Bentrokan demi bentrokan hingga
hilangnya nyawa seseorang, tentu tidak sejalan dengan apa yang selalu
disuarakan mereka sebagai suporter dan pecinta sepak bola Tanah Air. Mereka
selalu menggebu-gebu dalam menyuarakan revolusi federasi demi terciptanya
pretasi dalam persepekbolaan negeri ini.
Namun nyatanya, mereka sendiri
belum bisa merubah dan menghapus dongeng rivalitas yang selalu berujung dengan
tradisi bodoh bertajuk tawuran antar suporter. Apalah arti revolusi federasi,
apabila suporternya masih hobi betindak anarki.
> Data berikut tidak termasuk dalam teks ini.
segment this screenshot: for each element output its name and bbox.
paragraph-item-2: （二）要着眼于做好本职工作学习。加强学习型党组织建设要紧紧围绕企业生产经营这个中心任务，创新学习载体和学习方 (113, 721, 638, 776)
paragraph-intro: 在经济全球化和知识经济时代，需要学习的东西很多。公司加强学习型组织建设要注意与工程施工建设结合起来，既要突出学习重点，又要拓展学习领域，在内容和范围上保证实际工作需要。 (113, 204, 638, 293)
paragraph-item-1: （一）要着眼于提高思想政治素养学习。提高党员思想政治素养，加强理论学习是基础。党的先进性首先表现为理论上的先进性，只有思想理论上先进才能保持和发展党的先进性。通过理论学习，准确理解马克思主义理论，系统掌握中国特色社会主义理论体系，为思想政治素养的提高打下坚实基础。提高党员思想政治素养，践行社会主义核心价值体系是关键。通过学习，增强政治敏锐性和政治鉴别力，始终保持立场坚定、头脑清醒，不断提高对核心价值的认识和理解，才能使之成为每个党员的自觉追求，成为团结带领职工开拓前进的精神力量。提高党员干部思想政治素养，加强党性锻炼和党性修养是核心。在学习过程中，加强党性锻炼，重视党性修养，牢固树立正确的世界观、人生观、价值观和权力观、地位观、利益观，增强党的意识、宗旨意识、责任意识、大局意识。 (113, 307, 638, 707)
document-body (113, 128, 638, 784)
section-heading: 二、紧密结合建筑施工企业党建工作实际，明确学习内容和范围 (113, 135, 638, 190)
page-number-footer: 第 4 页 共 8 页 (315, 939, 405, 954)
“Indonesia kebangsaanku, Bangsa
dan Tanah Airku, Marilah kita berseru, Indonesia bersatu,” kalimat yang menjadi
bagian lirik dari lagu Indonesia Raya ini, selalu kalian kumandangkan dengan
semangat nasionalime yang luar biasa ketika mendukung sebelas patriot dengan
logo garuda di dada. Namun ketika kalian berbeda atribut dalam suatu kompetisi
nasional, rasa kedaerahan seolah membutakan diri bahwa yang kalian musuhi itu
adalah saudaramu sendiri yang masih sebangsa dan setanah air.
Wahai suporter sepak bola
Indonesia, mau sampai kapan sepak bola Kita terjerembab dalam stigma “tanpa
sebuah prestasi, hanya kekerasan yang tersaji”. Lupakan mimpi kalian untuk
melihat sepak bola Indonesia ini bisa menggapai prestasi tertinggi, selagi
kalian masih bangga dengan berbagai kerusuhan yang terjadi. Ingat, masalah
dalam sepak bola Kita ini bukan hanya soal federasi yang harus direvolusi, tapi
kalian para suporter juga harus bisa berbenah diri.